Kunt u zeggen welk deel van de subsidie ten behoeve van het Masterplan basisvaardigheden gaat naar externe partijen?

Uit het implementatieonderzoek blijkt dat in het po 57 procent van de scholen geld heeft besteed aan publieke externe partijen, en 80 procent aan private externe partijen. In het vo heeft 64 procent van de scholen geld besteed aan publieke externe partijen, en 83 procent aan private externe partijen.

Welk deel van het budget door scholen precies is besteed aan de inhuur van externe partijen, is onbekend. Hier is wel naar gevraagd, maar de onderzoekers achten de uitkomst niet betrouwbaar en vermoeden dat een groot deel van de scholen deze vraag verkeerd heeft geïnterpreteerd. In de eindmeting van de tweede tranche, die na de zomer van 2025 zal plaatsvinden, zal de vraag duidelijker geformuleerd worden en zal uw Kamer over de resultaten hiervan worden geïnformeerd.

18

Op wat voor manieren zorgen scholen ervoor dat de activiteiten duurzaam worden geborgd na afloop van de subsidieperiode?

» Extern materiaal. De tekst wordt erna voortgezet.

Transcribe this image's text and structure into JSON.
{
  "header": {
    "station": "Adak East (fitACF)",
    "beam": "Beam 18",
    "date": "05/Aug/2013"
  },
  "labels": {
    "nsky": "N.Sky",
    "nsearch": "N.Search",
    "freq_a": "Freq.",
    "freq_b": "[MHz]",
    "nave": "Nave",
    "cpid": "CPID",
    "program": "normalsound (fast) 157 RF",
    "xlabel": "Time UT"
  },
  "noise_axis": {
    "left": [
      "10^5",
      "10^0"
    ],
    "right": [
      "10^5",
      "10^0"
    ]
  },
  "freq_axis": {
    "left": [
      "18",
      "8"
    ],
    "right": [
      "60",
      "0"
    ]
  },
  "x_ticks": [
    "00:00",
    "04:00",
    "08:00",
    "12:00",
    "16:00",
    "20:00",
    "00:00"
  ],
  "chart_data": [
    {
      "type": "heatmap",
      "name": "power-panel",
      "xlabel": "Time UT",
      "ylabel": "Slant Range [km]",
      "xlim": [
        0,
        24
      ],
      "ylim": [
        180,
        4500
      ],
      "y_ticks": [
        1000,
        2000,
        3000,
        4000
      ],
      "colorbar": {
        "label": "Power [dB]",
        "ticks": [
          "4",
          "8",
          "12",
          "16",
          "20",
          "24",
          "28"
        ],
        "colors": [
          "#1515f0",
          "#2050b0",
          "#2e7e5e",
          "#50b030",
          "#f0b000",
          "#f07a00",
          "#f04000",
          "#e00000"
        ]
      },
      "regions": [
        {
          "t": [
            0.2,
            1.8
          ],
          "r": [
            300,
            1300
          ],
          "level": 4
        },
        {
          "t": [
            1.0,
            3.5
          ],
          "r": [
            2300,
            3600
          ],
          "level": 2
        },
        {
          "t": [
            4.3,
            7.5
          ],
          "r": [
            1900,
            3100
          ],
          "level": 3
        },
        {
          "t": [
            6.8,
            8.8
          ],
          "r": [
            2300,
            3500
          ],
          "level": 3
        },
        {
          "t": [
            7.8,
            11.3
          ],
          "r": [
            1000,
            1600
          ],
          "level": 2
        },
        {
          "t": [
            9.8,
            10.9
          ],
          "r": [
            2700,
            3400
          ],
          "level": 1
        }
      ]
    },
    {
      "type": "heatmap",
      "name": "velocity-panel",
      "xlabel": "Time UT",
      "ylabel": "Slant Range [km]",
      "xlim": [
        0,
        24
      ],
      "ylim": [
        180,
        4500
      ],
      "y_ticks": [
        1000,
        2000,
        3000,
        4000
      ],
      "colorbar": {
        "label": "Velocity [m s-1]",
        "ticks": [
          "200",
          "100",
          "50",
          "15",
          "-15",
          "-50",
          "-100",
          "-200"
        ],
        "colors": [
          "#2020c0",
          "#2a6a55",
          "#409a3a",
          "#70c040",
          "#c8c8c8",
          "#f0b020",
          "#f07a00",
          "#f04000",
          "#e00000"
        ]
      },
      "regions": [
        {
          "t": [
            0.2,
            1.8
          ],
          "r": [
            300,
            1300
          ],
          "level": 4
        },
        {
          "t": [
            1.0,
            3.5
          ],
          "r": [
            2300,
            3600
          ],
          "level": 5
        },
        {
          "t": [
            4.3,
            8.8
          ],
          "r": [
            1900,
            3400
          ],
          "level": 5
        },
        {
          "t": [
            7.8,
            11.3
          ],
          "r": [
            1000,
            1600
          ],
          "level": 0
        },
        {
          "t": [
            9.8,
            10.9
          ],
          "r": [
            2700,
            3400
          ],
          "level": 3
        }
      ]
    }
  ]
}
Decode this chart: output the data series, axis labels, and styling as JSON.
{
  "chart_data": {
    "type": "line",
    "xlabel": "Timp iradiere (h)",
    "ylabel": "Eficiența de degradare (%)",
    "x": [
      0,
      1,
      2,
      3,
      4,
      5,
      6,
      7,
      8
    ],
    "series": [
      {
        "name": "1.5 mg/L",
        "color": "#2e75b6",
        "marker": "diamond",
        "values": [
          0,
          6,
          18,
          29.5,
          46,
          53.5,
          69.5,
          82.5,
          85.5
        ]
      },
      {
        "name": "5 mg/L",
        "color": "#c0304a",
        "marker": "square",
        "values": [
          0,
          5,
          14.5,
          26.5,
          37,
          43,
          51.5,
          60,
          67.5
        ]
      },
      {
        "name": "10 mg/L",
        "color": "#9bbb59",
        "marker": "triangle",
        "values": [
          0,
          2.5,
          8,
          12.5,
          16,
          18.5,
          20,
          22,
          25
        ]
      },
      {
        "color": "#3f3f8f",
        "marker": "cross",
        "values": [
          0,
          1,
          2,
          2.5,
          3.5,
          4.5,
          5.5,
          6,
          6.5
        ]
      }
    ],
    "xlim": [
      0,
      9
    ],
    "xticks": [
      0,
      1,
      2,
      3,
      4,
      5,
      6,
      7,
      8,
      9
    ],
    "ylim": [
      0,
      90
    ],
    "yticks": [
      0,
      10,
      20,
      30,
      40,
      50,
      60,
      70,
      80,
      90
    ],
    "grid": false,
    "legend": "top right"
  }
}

Scholen investeren tijdens de subsidieperiode onder andere in de scholing van personeel, de aanschaf van leermiddelen en het creëren van tijd en ruimte voor de implementatie van nieuwe werkwijzen. Ook investeren scholen in het inrichten van een goede kwaliteitscyclus en het inrichten van systemen voor toetsing en evaluatie. Dit type investeringen draagt bij aan de borging van de ingezette interventies en een aanpak van duurzame onderwijsverbetering in de toekomst. Ook zien we een verbetering van de kwaliteitscultuur op scholen, waarbij het vanzelfsprekend is om goed onderbouwde en evidence-informed keuzes maken en samen te leren en te ontwikkelen.

19

Zijn er ook scholen die aangeven dat ze zonder de subsidie de activiteiten niet duurzaam kunnen borgen, omdat ze bijvoorbeeld extra ondersteund personeel moeten ontslaan?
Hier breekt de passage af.